Acordou cedo, muito mais cedo do que costumava acordar, seu sono nem mesmo havia dado sinal de que estava para acabar. Levantou-se cambaleando e meteu-se no banheiro, espantou os resquícios de sono embaixo do chuveiro e voltou para o quarto. O terninho azul marinho, que havia usado há alguns anos no batizado de seu primo, estava sobre a cama e ao lado dele o par de sapatos pretos velhos, mas impecavelmente brilhantes, que, muito provavelmente, haviam sido lustrados pelo pai na noite anterior.

Não teve dúvidas, certamente sua mãe queria que ele vestisse o terno e calçasse os sapatos e ele não demorou, logo já estava pronto. Quando se botou diante do espelho, percebeu o quanto o dia estava silencioso, viu, atrás de si, um sol raquítico espremido para entrar pela janela, um céu tristonho e uma manhã pálida. Voltou-se para sua própria imagem no espelho, precisava da ajuda da mãe para ajeitar a gravata e pentear o cabelo. Como se tivesse lido os seus pensamentos, e isso era perfeitamente possível quando se trata de mães, ela entrou com o pente nas mãos, vestida com o especial vestido estampado de flores. Mas até as flores do vestido, antes tão bonitas e animadas, pareciam ter se compadecido daquele dia insosso e estavam de cara descolorida e amarrada.
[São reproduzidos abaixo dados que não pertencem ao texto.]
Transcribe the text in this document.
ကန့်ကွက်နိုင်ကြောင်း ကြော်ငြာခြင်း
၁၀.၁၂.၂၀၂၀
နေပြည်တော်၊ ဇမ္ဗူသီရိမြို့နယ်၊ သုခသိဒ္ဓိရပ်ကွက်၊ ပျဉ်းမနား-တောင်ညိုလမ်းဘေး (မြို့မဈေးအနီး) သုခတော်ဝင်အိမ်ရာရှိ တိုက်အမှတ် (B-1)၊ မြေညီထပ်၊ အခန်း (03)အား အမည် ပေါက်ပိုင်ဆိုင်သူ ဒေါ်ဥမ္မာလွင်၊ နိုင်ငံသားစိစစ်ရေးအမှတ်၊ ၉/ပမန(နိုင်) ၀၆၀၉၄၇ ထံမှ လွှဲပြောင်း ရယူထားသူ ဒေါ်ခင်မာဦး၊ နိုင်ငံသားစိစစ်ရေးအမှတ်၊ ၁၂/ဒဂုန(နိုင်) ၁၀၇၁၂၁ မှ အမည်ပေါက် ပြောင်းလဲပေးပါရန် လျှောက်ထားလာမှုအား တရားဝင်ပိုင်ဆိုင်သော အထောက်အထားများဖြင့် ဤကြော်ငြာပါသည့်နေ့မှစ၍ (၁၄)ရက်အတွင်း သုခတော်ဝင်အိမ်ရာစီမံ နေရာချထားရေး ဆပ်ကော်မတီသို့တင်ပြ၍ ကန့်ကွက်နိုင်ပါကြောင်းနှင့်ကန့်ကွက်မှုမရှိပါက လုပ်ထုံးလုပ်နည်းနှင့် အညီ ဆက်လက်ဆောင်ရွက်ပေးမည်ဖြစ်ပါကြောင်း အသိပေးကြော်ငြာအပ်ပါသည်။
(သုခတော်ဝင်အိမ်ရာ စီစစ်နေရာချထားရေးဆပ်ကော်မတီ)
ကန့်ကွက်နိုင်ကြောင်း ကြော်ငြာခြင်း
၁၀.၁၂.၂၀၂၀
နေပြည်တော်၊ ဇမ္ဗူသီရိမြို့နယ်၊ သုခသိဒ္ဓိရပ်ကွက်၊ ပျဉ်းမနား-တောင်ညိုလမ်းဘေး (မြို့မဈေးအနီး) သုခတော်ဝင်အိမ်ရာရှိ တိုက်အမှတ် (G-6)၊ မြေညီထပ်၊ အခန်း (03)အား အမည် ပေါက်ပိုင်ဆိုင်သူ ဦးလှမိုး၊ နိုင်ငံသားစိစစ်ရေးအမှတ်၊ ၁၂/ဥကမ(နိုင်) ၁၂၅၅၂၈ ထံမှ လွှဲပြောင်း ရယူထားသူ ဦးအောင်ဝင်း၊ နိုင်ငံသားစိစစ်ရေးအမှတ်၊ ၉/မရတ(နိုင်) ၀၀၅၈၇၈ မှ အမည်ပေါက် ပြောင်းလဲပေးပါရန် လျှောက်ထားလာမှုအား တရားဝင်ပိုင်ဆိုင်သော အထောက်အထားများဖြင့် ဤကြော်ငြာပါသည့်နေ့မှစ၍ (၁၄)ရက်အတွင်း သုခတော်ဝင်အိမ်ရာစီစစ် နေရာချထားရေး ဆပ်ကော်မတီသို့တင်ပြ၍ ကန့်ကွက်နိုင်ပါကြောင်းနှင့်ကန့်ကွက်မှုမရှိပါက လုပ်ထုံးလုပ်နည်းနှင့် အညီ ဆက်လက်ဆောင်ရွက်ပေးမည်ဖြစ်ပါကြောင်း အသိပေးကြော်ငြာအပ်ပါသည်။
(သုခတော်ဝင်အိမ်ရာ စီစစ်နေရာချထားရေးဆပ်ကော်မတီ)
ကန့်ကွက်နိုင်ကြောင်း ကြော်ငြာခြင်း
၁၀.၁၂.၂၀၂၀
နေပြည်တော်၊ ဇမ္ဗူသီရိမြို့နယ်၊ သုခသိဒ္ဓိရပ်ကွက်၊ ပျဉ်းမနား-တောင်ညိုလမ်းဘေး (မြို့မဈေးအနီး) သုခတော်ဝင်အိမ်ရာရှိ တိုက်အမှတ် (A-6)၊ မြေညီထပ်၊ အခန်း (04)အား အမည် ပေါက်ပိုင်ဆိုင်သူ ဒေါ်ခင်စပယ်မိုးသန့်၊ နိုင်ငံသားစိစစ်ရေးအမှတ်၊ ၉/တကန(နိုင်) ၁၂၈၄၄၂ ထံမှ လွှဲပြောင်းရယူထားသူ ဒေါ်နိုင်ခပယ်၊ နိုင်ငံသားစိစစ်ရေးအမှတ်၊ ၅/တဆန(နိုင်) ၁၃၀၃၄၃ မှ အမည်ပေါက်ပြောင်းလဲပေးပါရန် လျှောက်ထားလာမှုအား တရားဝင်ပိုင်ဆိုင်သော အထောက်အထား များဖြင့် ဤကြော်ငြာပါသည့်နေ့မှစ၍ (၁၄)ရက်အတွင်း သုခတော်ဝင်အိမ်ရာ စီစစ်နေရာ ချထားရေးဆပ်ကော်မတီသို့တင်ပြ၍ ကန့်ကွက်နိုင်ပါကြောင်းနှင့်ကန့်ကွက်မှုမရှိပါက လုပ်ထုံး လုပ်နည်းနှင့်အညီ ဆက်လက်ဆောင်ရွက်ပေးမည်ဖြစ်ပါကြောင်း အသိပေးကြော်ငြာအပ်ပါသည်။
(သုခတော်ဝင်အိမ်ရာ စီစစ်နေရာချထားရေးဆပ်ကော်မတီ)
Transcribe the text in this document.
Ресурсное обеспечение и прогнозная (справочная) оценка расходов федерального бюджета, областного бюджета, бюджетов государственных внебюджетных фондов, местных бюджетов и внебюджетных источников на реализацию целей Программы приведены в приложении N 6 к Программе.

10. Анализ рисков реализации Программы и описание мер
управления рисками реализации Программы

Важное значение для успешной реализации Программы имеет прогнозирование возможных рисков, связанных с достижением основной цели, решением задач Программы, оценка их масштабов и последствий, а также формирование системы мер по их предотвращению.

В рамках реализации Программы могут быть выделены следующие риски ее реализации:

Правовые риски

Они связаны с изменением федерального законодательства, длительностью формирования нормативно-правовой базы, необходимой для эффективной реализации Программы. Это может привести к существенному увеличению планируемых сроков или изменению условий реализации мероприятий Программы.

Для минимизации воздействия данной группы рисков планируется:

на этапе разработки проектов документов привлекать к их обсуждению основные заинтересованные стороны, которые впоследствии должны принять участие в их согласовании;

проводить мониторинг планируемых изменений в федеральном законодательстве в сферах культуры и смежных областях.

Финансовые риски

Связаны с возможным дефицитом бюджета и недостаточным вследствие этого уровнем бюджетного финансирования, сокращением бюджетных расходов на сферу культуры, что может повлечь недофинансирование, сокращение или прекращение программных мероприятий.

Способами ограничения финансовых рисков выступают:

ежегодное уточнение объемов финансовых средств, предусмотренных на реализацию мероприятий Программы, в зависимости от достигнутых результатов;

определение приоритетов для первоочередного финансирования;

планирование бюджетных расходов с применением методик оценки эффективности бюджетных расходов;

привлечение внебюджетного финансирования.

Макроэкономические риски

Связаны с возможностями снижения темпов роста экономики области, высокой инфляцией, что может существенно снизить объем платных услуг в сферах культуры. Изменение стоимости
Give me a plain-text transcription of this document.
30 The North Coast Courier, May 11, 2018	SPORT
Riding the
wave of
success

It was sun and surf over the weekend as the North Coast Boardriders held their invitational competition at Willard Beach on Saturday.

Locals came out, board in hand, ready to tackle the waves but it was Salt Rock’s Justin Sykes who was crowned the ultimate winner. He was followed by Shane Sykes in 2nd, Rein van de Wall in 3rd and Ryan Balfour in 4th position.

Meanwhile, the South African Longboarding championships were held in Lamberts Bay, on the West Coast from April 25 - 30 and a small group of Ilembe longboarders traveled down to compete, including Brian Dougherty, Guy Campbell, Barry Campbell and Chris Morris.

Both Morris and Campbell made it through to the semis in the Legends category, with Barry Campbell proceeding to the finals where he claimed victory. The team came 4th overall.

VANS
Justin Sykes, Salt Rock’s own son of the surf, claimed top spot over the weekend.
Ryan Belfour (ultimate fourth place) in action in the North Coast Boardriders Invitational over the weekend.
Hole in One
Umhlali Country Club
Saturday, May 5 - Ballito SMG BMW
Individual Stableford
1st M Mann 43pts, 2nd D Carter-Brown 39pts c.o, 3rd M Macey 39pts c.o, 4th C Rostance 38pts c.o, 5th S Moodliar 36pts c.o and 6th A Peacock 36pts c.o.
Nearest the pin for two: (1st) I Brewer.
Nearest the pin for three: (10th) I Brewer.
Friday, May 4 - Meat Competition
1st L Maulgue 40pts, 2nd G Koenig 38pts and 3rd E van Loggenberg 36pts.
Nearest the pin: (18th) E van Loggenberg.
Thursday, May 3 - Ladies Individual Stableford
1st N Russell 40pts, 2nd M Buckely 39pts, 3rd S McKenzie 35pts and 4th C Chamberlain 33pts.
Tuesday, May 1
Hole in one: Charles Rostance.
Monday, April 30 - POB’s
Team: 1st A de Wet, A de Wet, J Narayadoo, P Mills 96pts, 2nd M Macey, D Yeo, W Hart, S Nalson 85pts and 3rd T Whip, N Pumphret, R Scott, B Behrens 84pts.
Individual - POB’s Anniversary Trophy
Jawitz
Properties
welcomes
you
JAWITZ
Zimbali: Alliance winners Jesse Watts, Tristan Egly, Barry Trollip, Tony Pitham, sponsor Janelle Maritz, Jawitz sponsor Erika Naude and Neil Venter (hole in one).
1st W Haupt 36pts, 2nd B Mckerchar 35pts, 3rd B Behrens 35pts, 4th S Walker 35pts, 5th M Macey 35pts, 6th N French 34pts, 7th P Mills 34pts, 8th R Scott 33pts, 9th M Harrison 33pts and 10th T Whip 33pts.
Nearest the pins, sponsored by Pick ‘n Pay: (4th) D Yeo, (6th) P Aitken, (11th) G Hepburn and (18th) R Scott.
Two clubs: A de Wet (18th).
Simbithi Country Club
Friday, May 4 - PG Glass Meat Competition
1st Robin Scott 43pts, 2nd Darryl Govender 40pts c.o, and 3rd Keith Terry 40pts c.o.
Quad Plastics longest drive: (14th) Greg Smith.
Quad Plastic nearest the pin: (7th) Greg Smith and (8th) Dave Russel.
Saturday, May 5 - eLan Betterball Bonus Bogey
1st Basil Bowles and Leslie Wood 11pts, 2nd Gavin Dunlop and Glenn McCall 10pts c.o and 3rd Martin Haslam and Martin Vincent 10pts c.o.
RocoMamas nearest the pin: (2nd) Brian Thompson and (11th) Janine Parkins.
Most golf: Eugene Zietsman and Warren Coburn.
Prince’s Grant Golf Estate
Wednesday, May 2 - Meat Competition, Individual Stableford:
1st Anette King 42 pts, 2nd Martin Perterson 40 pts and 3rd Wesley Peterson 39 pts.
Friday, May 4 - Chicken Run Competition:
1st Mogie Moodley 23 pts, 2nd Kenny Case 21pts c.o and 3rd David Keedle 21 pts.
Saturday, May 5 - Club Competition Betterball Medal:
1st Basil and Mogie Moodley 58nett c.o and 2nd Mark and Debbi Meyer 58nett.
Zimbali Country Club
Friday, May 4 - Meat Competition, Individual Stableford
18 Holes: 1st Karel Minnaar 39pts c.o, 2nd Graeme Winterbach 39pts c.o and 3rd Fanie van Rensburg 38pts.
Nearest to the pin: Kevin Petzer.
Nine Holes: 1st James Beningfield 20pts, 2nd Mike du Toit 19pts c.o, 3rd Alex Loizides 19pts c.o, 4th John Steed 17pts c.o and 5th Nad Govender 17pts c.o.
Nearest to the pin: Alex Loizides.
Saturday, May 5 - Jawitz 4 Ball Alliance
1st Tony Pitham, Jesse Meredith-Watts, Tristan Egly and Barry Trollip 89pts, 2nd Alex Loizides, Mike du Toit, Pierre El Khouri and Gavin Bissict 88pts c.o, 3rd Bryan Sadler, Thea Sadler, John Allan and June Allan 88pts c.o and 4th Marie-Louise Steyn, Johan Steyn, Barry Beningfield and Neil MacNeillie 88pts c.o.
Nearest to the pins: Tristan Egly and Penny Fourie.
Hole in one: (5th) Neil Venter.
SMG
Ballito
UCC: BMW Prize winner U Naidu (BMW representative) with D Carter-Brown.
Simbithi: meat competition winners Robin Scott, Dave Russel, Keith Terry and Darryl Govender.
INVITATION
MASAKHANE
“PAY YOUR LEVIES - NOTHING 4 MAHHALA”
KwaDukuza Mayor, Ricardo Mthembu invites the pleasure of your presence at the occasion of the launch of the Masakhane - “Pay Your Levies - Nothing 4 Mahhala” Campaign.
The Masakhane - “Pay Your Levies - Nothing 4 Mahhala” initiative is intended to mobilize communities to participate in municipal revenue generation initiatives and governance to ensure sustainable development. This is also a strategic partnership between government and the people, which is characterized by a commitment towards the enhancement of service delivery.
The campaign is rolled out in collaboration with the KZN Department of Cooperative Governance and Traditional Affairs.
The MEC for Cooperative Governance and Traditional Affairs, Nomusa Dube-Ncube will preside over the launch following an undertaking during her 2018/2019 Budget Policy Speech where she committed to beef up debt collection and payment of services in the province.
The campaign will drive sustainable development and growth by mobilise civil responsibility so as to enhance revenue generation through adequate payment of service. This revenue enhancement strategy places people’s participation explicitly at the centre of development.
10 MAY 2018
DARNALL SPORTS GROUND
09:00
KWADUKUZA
Já de cabelos penteados e com a gravada aprumada no lugar certo, foi para a mesa. O pai já estava bebericando o chá de uma xícara. Sentaram-se e tomaram o café da manhã sem dizer uma só palavra, como se não houvesse nada para dizer, como se tivessem perdido as palavras, como se não houvesse mais nenhuma. O pai levantou-se e foi tirar o carro da garagem, enquanto a mãe terminava de ajeitar os talheres sujos na pia.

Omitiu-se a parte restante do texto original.